Bilan du contre rassemblement contre le FN


Le samedi 7 mai 2016, le Front National a décidé de commémorer Jeanne d’Arc à Toulouse. Ce n’est pas une première, l’an dernier ucodel l’avait aussi tenté, et avant elle, l’action française. L’extrême droite essaye de s’imposer en ville grâce à l’organisation de ce genre de commémoration. Et rien n’est plus facile pour eux que d’utiliser la statue de Jeanne d’Arc, la pieuse vierge, qui a libéré Orléans le 8 mai 1429. En se rassemblant pour Jeanne, l’extrême droite dispose ainsi de sa propre contre-commémoration en s’échappant de l’image fâcheuse du 8 mai et de la libération contre le régime fasciste et nazi. L’Union Antifasciste Toulousaine a alors appelé à un contre rassemblement pour les empêcher de tenir ce rassemblement. Une quarantaine de personne ont répondu présent pour ne pas leur laisser la rue.

photo_1Mais, si les autres années nous avions pu empêcher leurs commémorations, cette fois ci c’est un véritable cloisonnement de la place qui a été organisé par les forces de l’ordre. Le FN est déjà présent, en tout une cinquantaine de personnes dont une dizaine d’identitaires. Bloqués par la police nous crions notre refus de laisser la rue à ces gens-là. Au bout d’une dizaine de minutes les CRS nous encerclent et annoncent leur volonté d’effectuer des contrôles d’identités systématiques. N’étant pas en position de refuser, nous obtempérons.

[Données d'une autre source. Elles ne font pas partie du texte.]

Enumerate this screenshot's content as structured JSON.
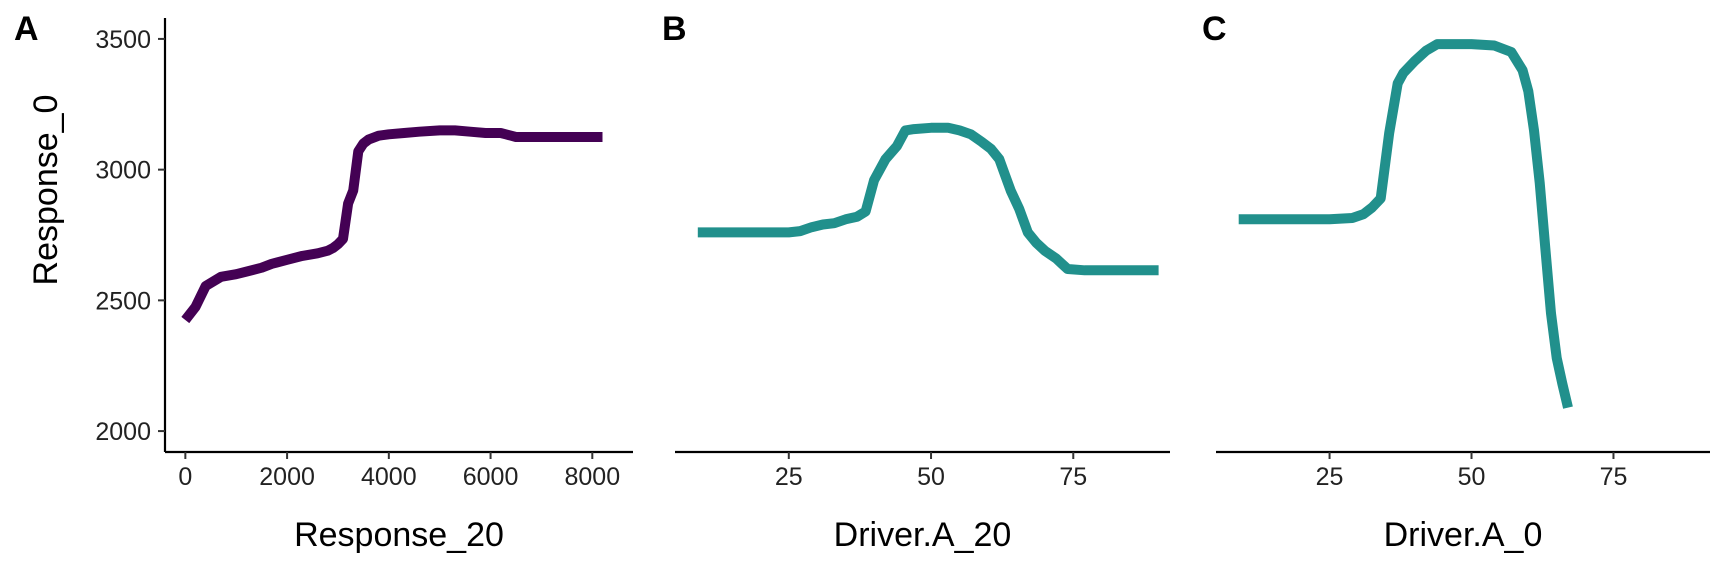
{
  "figure": {
    "ylabel": "Response_0"
  },
  "chart_data": [
    {
      "type": "line",
      "panel_label": "A",
      "xlabel": "Response_20",
      "ylabel": "Response_0",
      "xlim": [
        -400,
        8800
      ],
      "ylim": [
        1920,
        3580
      ],
      "xticks": [
        0,
        2000,
        4000,
        6000,
        8000
      ],
      "xtick_labels": [
        "0",
        "2000",
        "4000",
        "6000",
        "8000"
      ],
      "yticks": [
        2000,
        2500,
        3000,
        3500
      ],
      "ytick_labels": [
        "2000",
        "2500",
        "3000",
        "3500"
      ],
      "show_y_axis": true,
      "grid": false,
      "line_color": "#440154",
      "series": [
        {
          "x": [
            0,
            200,
            400,
            700,
            1000,
            1200,
            1500,
            1700,
            1800,
            2000,
            2300,
            2600,
            2800,
            2900,
            3000,
            3100,
            3200,
            3300,
            3400,
            3500,
            3600,
            3800,
            4000,
            4300,
            4600,
            5000,
            5300,
            5600,
            5900,
            6200,
            6300,
            6500,
            6700,
            7000,
            7500,
            8000,
            8200
          ],
          "y": [
            2425,
            2475,
            2555,
            2590,
            2600,
            2610,
            2625,
            2640,
            2645,
            2655,
            2670,
            2680,
            2690,
            2700,
            2715,
            2735,
            2870,
            2920,
            3070,
            3100,
            3115,
            3130,
            3135,
            3140,
            3145,
            3150,
            3150,
            3145,
            3140,
            3140,
            3135,
            3125,
            3125,
            3125,
            3125,
            3125,
            3125
          ]
        }
      ]
    },
    {
      "type": "line",
      "panel_label": "B",
      "xlabel": "Driver.A_20",
      "xlim": [
        5,
        92
      ],
      "ylim": [
        1920,
        3580
      ],
      "xticks": [
        25,
        50,
        75
      ],
      "xtick_labels": [
        "25",
        "50",
        "75"
      ],
      "show_y_axis": false,
      "grid": false,
      "line_color": "#21908C",
      "series": [
        {
          "x": [
            9,
            15,
            20,
            25,
            27,
            29,
            31,
            33,
            35,
            37,
            38.5,
            40,
            42,
            44,
            45.5,
            47,
            50,
            53,
            55,
            57,
            59,
            60.5,
            62,
            63,
            64,
            65.5,
            67,
            68.5,
            70,
            72,
            73,
            74,
            77,
            80,
            85,
            90
          ],
          "y": [
            2760,
            2760,
            2760,
            2760,
            2765,
            2780,
            2790,
            2795,
            2810,
            2820,
            2840,
            2960,
            3040,
            3090,
            3150,
            3155,
            3160,
            3160,
            3150,
            3135,
            3105,
            3080,
            3040,
            2980,
            2920,
            2850,
            2760,
            2720,
            2690,
            2660,
            2640,
            2620,
            2615,
            2615,
            2615,
            2615
          ]
        }
      ]
    },
    {
      "type": "line",
      "panel_label": "C",
      "xlabel": "Driver.A_0",
      "xlim": [
        5,
        92
      ],
      "ylim": [
        1920,
        3580
      ],
      "xticks": [
        25,
        50,
        75
      ],
      "xtick_labels": [
        "25",
        "50",
        "75"
      ],
      "show_y_axis": false,
      "grid": false,
      "line_color": "#21908C",
      "series": [
        {
          "x": [
            9,
            15,
            20,
            25,
            29,
            31,
            32.5,
            34,
            35.5,
            37,
            38,
            40,
            42,
            44,
            46,
            50,
            54,
            57,
            59,
            60,
            61,
            62,
            63,
            64,
            65,
            66,
            67
          ],
          "y": [
            2810,
            2810,
            2810,
            2810,
            2815,
            2830,
            2855,
            2890,
            3140,
            3330,
            3370,
            3415,
            3455,
            3480,
            3480,
            3480,
            3475,
            3450,
            3380,
            3300,
            3150,
            2950,
            2700,
            2450,
            2280,
            2180,
            2090
          ]
        }
      ]
    }
  ]
}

Pendant plus d’une demi-heure il nous est impossible de sortir du contre rassemblement. Quelques camarades n’ont pas leurs papiers et sont emmenés au commissariat pour des contrôles d’identités mais serons relâchés rapidement. On a assisté à un véritable acharnement des forces de l’ordre pour empêcher ce contre rassemblement. Encore une fois l’État républicain a couvert le Front National dans cette commémoration en empêchant toutes contestations de s’installer dans la rue. Malgré cela nos slogans ont portés et, la présence policière aidant, notre présence a été bien visibilisée.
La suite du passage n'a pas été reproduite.